Film review: GET LOW. On Built for Speed

Is it possible to go wrong with a cast that includes Robert Duval, Bill Murray and Sissy Spacek?  No! Well, at least not on the evidence of the small but charming American gothic fable Get Low.  Filled with wry humour and understated yet piercing emotion, this is one of the year’s hidden gems.

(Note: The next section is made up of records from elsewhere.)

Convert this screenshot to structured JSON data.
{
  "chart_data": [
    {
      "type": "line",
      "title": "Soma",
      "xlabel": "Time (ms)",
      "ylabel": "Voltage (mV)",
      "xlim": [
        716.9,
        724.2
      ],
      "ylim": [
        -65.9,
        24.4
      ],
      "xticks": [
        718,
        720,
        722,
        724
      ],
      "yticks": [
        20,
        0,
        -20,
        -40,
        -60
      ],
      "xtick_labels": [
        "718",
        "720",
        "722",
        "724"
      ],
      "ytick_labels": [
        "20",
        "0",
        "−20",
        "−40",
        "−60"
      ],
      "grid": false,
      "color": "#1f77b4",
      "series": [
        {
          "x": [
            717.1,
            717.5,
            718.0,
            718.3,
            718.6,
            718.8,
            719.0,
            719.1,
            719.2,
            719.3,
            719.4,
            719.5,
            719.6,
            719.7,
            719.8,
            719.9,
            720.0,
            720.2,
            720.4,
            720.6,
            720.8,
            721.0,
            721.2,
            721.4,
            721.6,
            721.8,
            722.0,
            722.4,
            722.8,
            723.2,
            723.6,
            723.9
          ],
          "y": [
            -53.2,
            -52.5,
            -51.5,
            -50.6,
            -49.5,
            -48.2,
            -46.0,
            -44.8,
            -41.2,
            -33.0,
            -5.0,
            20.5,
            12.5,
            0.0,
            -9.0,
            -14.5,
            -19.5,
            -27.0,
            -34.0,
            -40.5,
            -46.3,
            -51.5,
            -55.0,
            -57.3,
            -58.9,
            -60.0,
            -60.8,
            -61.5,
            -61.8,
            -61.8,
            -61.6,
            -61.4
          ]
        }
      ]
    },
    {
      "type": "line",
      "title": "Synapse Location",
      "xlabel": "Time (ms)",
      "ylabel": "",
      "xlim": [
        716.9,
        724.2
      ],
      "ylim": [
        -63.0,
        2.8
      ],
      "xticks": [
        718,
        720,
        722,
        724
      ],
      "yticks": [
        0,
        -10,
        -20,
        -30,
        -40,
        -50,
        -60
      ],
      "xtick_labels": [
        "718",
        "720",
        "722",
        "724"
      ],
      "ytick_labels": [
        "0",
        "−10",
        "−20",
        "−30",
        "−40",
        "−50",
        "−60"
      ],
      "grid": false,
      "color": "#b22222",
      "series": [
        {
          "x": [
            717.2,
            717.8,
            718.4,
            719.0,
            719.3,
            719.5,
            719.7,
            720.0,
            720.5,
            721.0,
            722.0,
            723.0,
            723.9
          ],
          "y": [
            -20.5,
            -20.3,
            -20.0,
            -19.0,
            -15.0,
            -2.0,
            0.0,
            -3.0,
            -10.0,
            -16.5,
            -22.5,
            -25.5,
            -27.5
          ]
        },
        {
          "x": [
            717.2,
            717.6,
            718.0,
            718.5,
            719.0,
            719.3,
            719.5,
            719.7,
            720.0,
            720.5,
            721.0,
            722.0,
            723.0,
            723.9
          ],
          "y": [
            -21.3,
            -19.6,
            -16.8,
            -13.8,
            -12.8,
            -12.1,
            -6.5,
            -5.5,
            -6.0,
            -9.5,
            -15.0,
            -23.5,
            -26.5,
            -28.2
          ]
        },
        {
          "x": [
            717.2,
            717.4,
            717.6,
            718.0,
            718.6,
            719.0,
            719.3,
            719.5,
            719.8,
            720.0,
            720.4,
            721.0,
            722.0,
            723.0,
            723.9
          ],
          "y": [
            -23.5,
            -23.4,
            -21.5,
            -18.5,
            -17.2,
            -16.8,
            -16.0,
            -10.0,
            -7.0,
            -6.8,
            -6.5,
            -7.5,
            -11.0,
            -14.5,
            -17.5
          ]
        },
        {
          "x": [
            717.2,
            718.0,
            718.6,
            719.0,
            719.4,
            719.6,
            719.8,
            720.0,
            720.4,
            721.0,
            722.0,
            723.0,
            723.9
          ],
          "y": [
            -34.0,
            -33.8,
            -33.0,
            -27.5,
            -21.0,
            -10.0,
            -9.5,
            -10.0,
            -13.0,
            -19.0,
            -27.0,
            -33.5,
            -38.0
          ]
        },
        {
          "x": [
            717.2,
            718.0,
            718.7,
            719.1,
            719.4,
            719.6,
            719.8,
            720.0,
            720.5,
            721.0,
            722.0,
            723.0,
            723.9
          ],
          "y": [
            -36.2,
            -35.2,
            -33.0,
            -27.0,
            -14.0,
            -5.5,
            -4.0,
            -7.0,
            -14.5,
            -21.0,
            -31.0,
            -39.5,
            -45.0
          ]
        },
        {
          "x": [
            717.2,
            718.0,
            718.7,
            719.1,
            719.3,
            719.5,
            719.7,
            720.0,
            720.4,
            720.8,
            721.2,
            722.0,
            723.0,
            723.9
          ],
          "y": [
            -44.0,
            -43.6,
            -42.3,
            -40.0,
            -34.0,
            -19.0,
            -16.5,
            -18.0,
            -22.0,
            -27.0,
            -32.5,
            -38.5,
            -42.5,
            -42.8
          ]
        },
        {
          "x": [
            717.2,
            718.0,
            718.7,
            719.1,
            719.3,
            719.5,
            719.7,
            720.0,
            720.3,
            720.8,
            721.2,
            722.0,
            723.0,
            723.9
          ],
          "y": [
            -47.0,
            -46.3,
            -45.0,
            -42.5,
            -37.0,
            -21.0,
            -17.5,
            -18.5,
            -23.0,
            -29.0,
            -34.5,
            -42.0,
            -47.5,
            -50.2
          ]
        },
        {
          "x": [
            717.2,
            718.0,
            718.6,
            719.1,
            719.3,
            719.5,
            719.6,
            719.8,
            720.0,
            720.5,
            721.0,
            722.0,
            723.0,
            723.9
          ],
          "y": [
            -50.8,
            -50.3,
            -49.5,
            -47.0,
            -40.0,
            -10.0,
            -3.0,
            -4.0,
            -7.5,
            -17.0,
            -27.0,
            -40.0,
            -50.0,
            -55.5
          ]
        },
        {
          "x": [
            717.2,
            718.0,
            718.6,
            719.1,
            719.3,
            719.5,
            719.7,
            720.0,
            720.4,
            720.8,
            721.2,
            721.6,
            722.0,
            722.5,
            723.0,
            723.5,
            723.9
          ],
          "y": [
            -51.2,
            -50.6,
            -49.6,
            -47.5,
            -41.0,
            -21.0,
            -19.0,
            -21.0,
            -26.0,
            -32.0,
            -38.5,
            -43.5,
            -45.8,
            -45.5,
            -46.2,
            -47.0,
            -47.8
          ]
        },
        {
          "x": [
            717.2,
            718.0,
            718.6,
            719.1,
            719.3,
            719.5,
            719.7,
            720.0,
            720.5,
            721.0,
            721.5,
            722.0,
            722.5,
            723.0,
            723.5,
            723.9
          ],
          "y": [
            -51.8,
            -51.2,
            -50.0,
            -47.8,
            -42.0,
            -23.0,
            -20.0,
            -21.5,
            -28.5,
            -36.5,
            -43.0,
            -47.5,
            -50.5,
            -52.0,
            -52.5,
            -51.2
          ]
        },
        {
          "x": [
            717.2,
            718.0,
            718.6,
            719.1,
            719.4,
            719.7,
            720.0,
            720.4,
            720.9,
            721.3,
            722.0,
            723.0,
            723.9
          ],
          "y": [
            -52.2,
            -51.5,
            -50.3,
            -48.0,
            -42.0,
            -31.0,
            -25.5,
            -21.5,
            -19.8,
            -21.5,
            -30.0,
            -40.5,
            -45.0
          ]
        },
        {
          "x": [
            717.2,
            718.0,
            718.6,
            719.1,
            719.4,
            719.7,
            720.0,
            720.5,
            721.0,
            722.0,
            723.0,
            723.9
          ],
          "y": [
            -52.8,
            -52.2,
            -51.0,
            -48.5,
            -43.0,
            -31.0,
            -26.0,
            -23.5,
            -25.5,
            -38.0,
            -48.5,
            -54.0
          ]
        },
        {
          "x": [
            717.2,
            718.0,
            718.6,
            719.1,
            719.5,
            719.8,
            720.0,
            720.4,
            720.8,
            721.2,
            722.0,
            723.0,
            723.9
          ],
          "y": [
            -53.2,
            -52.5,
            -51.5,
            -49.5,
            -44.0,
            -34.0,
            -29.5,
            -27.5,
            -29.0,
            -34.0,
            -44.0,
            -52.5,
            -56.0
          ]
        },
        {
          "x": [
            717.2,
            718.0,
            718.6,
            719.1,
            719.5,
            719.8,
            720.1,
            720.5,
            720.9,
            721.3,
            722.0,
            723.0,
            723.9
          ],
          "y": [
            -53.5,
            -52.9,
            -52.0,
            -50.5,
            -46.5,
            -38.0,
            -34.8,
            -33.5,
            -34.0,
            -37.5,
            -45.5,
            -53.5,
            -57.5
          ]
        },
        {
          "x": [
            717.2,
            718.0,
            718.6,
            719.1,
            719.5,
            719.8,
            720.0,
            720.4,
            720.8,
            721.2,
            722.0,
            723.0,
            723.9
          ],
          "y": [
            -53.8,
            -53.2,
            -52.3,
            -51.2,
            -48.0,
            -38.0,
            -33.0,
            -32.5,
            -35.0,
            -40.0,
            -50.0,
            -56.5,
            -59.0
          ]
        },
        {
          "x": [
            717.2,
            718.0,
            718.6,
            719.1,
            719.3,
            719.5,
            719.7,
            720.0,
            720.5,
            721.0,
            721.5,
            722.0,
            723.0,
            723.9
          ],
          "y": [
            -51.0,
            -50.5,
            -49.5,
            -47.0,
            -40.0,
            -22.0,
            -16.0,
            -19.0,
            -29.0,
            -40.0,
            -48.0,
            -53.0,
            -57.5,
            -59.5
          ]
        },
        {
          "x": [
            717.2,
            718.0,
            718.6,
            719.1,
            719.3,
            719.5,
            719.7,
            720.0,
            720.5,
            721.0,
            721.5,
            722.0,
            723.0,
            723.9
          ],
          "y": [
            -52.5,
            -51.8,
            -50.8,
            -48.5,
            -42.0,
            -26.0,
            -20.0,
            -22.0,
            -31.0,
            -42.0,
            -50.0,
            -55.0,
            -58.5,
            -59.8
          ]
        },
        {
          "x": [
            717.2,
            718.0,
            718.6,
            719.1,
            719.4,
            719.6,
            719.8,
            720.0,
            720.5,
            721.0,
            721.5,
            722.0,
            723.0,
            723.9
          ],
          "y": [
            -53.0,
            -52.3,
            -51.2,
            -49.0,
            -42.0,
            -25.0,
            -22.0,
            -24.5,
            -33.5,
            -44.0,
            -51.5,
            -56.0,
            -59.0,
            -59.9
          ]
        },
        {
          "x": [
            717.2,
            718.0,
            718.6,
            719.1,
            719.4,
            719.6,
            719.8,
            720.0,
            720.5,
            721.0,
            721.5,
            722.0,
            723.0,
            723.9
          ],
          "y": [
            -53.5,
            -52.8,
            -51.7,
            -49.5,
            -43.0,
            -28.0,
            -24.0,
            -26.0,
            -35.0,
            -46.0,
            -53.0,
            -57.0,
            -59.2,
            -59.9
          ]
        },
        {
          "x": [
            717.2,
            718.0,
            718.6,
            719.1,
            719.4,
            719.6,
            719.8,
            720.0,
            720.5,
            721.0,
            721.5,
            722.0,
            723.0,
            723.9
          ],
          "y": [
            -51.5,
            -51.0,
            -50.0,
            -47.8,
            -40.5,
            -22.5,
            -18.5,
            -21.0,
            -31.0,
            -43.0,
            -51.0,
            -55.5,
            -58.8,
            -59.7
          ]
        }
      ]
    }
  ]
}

Duval plays the scruffy, bearded and allegedly crazy hermit Felix Bush who lives in the wilds on the edge of a Tennessee town in the early 1930’s.  Filled with repressed anger and guilt over a past tragedy, Bush has become an uncooperative grump who’s treated like a pariah and virtual boogeyman by the townsfolk.  Sensing he has only a short time left to live, Bush makes the strange request to local undertaker Frank Quinn (Bill Murray) for a huge funeral party where he can attend and tell his story.

Duval grabs the film by the lapels as Bush, a man whose life has been one of bitter self-imposed exile.  He’s enigmatic and infuriating but avoids alienating the audience by displaying flashes of charm, humour and as a woodsman, Bear Grylls-like resourcefulness.  The real star, though, is Bill Murray as the oily Quinn.  Murray somehow manages to perfectly fit his Ghostbusters/ Groundhog day deadpan into a period drama.  Murray brings so much comic cache to the role that by simply raising his eyebrow at some of Bush’s eccentricities he had the audience cackling.  There’s also fine support from Lucas Black as Quinn’s funeral assistant Buddy, Sissy Spacek as a local woman connected to the central mystery of Bush’s life and Bill Cobbs as a preacher who knows the truth about Bush.

Direction and cinematography are all excellent with striking vistas of the foreboding Tennessee forests.  There’s also a fine soundtrack filled with rustic folk music and a compelling classical score.

This is a small scale drama and the limited scope of the plot may leave some dissatisfied but if you’re after fine acting, a moving story and a few laughs, Get Low is strongly recommended.